Formes modernes de l'athéisme


Fixons un moment l'attention sur une seule observation : ici Dieu est chez lui. Les paroles de la Genèse reviennent à la mémoire : « Que ce lieu est terrible, il n'est autre que la maison de Dieu et la porte du ciel » (
Gn 29,17), c'est-à-dire que tout ici parle de ce Dieu dont on dit, dehors, dans le monde profane, spécialement dans un certain secteur excentrique et agité de la pensée moderne, qu'il est mort. Aucune contradiction n'est plus violente, ni plus sacrilège que celle qui jaillit entre ces deux termes : Dieu et la mort, s'ils sont considérés dans leur signification objective, l'Etre et le néant, la vie et sa négation, l'absolu et l'absurde, le nécessaire et l'inconsistant, la vérité et sa réduction à rien, le bonheur et le désespoir.

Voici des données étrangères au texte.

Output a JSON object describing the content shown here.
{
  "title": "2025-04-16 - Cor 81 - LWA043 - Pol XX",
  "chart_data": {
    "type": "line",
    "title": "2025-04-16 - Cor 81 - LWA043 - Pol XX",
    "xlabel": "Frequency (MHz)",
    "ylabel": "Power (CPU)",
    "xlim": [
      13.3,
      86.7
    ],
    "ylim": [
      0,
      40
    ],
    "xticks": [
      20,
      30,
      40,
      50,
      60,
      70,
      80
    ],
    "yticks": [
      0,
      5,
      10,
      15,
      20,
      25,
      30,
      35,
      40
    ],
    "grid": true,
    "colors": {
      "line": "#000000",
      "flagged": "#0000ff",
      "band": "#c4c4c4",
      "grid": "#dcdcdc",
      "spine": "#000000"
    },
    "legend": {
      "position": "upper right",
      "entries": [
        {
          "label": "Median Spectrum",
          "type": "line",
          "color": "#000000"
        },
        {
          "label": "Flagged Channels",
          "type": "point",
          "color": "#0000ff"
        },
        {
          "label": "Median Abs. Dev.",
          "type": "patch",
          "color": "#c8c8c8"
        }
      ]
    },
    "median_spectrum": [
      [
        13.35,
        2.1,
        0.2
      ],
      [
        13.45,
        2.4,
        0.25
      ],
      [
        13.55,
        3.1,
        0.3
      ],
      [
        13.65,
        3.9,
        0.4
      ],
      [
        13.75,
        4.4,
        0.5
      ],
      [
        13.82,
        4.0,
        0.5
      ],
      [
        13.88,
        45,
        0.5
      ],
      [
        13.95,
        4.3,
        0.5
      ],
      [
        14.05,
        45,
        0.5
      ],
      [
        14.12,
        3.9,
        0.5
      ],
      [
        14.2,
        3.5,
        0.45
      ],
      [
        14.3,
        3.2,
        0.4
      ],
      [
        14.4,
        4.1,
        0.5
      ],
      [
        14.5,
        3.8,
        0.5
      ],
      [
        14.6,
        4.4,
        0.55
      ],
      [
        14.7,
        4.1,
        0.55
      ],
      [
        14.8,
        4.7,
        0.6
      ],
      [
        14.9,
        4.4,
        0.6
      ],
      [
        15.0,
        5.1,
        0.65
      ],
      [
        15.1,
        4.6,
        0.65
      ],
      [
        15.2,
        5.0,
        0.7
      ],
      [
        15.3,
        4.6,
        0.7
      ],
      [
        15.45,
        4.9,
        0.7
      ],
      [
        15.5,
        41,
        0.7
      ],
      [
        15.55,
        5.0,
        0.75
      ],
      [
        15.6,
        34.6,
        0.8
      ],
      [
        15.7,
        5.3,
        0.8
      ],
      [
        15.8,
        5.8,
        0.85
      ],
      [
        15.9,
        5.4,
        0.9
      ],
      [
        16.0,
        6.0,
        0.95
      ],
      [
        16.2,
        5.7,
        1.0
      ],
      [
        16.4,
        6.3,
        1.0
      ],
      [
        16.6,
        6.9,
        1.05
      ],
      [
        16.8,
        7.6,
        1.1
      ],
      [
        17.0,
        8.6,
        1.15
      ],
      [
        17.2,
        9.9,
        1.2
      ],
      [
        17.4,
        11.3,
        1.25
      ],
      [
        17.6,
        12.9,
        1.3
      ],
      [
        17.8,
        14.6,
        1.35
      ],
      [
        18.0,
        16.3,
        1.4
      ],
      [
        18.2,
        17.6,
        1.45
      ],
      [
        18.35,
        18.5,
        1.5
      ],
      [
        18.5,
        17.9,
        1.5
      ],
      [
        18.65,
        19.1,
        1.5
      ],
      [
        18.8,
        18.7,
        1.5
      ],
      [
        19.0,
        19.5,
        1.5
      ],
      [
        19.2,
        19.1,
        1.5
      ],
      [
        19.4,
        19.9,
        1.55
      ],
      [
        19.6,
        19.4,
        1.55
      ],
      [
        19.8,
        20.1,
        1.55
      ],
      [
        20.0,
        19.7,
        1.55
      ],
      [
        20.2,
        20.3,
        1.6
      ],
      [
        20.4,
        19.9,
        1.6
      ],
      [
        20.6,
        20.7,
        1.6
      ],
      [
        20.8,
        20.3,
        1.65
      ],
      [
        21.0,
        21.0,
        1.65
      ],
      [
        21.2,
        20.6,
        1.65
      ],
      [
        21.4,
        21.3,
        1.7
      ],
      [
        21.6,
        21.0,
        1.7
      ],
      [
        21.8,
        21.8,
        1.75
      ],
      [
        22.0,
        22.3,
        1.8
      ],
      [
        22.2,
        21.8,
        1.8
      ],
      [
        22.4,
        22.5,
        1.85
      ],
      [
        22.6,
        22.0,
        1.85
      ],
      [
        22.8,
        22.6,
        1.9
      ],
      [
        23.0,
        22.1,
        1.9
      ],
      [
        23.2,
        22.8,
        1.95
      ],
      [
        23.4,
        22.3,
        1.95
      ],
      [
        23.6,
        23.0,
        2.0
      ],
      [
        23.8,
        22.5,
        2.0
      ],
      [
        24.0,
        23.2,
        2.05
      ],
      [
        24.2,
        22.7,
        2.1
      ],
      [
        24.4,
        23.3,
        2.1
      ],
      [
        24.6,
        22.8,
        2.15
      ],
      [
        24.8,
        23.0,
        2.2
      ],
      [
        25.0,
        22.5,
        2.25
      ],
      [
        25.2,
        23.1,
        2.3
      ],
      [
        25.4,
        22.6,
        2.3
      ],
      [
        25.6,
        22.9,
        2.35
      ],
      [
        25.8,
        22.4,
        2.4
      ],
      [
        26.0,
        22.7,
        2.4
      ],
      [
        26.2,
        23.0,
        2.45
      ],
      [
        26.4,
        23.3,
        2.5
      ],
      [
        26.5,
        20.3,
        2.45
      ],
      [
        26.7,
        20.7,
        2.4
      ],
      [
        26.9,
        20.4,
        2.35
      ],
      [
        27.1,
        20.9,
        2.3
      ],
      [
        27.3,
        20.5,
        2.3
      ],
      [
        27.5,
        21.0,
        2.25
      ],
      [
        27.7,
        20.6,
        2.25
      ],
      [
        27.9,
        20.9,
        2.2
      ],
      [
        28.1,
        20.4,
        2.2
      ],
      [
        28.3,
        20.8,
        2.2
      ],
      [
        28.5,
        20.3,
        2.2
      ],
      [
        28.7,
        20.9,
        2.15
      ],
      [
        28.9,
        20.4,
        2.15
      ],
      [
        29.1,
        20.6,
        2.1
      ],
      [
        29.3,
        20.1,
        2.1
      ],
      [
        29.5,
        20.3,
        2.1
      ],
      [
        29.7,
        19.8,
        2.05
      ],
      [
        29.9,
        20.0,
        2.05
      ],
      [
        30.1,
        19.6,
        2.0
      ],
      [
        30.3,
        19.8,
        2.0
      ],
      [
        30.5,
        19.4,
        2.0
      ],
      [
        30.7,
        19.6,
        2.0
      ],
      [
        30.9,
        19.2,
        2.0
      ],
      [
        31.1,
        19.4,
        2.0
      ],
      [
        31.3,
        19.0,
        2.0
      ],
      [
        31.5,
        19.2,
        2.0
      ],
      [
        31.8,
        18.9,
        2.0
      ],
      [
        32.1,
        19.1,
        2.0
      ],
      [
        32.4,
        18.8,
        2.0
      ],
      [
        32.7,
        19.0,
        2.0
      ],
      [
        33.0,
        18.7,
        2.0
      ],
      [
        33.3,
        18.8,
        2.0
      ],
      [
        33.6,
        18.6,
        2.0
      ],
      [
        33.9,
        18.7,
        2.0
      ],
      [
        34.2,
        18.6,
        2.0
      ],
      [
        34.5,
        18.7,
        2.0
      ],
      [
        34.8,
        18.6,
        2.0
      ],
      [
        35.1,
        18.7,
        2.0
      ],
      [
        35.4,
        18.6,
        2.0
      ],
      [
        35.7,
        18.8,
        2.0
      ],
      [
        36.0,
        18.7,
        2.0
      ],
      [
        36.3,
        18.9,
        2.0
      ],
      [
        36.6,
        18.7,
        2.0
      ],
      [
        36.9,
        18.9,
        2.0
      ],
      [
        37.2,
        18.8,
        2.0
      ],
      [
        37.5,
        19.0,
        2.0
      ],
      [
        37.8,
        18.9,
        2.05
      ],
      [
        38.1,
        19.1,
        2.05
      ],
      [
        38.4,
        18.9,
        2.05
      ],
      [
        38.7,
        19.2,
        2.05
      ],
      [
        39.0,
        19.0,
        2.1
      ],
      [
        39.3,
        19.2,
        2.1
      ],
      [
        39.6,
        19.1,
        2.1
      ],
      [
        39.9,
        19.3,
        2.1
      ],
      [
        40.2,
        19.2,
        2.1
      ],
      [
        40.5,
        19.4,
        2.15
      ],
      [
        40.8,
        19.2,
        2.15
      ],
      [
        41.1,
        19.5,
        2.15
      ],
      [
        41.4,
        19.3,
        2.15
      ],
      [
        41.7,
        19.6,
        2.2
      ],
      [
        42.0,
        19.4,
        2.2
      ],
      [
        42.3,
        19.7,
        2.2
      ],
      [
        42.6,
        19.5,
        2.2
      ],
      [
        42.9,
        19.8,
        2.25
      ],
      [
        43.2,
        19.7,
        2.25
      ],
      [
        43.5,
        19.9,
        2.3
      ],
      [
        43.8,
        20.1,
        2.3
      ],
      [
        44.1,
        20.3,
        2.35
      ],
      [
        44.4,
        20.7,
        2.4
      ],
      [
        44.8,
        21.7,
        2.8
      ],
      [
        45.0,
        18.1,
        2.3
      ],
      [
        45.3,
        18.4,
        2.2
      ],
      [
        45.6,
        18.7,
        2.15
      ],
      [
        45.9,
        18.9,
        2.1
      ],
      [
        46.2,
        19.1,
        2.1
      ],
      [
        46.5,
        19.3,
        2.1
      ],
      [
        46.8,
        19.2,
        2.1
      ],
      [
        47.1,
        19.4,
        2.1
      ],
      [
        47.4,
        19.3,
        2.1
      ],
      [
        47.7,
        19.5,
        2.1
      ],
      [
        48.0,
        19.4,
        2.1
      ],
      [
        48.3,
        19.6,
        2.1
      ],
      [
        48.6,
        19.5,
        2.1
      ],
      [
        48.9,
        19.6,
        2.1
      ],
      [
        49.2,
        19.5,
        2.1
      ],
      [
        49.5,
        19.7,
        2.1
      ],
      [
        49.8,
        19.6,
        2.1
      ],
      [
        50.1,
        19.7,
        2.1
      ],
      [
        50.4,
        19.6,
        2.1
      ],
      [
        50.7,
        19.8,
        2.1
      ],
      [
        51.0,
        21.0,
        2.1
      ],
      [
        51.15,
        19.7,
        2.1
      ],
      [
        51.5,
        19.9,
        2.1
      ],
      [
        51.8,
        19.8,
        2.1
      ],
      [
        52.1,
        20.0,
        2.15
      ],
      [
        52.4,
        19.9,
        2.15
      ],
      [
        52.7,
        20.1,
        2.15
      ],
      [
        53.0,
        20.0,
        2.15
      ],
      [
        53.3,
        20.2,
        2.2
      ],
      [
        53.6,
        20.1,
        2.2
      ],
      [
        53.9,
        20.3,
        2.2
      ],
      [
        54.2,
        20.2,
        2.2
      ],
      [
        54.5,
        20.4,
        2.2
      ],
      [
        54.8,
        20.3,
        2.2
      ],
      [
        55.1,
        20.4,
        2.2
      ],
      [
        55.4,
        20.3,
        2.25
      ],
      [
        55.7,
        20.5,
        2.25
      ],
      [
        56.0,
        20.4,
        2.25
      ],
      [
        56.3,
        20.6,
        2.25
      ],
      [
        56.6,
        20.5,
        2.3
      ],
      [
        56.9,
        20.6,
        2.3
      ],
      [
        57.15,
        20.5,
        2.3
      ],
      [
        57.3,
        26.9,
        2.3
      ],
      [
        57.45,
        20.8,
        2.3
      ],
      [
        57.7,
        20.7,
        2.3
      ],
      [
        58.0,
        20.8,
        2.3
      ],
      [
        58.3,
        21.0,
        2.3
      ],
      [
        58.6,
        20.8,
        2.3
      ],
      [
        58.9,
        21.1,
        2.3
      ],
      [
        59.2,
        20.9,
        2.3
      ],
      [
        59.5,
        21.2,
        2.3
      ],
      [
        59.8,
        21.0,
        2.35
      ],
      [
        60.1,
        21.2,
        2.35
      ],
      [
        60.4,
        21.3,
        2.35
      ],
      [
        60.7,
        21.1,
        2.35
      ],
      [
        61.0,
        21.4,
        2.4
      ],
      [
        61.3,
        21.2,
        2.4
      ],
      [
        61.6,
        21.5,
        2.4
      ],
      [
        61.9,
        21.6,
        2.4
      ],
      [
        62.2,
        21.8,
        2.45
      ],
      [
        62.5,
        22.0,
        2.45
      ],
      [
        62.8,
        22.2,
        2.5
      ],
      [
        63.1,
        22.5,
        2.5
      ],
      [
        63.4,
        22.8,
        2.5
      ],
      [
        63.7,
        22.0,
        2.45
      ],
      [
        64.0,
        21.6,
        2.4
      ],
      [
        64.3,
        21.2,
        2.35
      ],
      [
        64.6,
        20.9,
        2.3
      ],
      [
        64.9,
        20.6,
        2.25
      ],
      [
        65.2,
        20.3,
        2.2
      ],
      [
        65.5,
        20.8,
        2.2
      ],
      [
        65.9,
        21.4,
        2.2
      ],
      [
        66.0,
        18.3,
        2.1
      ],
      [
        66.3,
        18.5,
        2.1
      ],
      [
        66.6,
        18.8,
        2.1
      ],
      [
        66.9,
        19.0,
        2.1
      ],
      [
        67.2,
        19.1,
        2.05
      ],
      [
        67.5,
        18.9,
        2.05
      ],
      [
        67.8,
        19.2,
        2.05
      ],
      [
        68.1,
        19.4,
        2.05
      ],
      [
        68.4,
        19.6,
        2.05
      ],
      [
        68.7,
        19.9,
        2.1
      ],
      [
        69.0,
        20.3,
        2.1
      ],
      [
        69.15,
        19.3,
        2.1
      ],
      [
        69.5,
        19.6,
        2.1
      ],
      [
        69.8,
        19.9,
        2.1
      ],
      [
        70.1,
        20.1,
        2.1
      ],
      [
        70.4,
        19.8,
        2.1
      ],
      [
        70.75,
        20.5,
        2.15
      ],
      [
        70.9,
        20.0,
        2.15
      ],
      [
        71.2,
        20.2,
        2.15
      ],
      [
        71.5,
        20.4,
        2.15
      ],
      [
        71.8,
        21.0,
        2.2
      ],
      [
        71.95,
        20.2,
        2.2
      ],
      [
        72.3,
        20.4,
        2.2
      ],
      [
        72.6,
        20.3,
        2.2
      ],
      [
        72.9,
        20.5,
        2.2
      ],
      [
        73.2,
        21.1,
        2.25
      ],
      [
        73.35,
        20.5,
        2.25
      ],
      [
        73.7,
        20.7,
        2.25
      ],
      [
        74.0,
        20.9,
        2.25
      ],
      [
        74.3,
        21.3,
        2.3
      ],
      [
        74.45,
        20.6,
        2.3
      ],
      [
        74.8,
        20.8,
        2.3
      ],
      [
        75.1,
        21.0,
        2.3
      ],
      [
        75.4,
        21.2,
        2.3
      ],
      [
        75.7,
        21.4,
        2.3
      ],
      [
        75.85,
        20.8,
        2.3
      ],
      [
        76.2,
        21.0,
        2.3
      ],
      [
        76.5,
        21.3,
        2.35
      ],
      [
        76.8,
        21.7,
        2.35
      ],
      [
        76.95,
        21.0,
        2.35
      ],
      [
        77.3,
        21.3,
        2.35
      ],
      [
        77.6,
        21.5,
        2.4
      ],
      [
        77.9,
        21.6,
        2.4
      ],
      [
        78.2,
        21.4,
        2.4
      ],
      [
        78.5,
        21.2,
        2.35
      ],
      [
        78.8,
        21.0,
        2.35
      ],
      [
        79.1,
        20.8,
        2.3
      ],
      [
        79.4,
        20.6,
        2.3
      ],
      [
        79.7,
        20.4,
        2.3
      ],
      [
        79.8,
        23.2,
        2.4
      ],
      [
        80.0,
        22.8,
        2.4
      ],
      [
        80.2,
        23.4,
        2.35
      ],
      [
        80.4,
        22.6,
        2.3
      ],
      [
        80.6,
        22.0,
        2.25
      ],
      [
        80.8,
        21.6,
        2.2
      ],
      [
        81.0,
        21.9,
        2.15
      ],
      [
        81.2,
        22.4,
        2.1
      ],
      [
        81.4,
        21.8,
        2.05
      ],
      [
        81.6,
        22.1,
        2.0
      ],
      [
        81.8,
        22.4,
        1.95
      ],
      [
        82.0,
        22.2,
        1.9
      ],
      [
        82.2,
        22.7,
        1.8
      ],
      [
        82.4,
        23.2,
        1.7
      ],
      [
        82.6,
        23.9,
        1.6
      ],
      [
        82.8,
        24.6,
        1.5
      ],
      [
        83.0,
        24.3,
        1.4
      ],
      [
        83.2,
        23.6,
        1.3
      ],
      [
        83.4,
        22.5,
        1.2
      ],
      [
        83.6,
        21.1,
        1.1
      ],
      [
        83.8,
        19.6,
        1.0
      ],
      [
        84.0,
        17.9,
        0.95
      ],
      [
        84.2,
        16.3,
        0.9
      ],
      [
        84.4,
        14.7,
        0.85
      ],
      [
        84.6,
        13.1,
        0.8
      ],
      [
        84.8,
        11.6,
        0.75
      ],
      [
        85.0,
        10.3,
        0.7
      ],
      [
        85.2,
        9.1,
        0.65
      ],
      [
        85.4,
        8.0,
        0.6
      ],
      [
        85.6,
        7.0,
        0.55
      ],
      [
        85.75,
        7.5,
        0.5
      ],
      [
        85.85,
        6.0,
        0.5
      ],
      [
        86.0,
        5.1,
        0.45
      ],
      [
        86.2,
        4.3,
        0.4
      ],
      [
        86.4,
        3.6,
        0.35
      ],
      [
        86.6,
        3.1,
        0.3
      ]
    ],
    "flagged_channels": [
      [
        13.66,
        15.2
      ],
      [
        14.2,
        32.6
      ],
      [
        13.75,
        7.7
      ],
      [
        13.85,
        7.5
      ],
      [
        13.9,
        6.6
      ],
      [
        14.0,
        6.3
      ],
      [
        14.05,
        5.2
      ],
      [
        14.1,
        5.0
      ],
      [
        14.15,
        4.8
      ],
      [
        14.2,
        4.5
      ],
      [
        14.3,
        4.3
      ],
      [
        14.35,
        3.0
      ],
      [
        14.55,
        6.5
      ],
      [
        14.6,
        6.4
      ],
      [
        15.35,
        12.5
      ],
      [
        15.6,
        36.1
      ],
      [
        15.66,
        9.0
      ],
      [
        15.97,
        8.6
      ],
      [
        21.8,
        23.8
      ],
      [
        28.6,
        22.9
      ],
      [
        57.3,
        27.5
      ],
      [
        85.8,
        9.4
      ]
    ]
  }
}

Mais nous savons que ce « slogan » malheureux s'applique, dans le langage de la culture, à son contenu subjectif, c'est-à-dire à la pensée de l'homme, qui ne sait plus donner un sens, une valeur au nom ineffable de Dieu. Dieu serait mort dans la mentalité de l'homme. Ce n'est pas le soleil qui s'est éteint, c'est l'oeil de l'homme qui s'est obscurci.

L'indifférence religieuse est à la mode. La sécularisation est admise par beaucoup, comme un processus de pensée, qui trouve en lui-même et dans la connaissance des choses une autonomie qui le dispense de faire référence à un principe supérieur et transcendant, appelé Dieu. La métaphysique, dit-on, est finie. L'athéisme fait appel à la science pour s'affirmer comme une libération, comme une conquête. La connaissance de Dieu, soutient-on, est impossible, de plus elle est inutile, même nocive (cf. Marlé, Etudes, Nov. 1968). L'homme moderne ne semble plus capable de penser à Dieu, et croit pouvoir mieux organiser sa vie et celle de la communauté humaine en oubliant, en taisant, en niant le nom de Dieu, et on démontre qu'il est mort dans la pensée, la phycologie, les besoins de l'homme. Il faut lire ce que le Concile nous enseigne sur cette absence de la pensée de Dieu, de la foi en Dieu chez l'homme moderne, ce sont des pages sérieuses, denses et douloureuses (Gaudium et spes, GS 19 GS 20). L'athéisme contemporain, écrit un théologien connu, se présente comme une interprétation, une explication finale, qui est, selon les cas, triomphale, désespérée ou sereine, soit qu'elle tende pratiquement vers le collectivisme ou l'anarchie, soit qu'elle mette l'absolu dans l'homme ou la nature, ou encore qu'elle refuse tout absolu... soit qu'elle s'arroge la fonction de révéler le sens profond des problèmes (cf. De Lubac, Athéisme et sens de l'homme, 30, 31).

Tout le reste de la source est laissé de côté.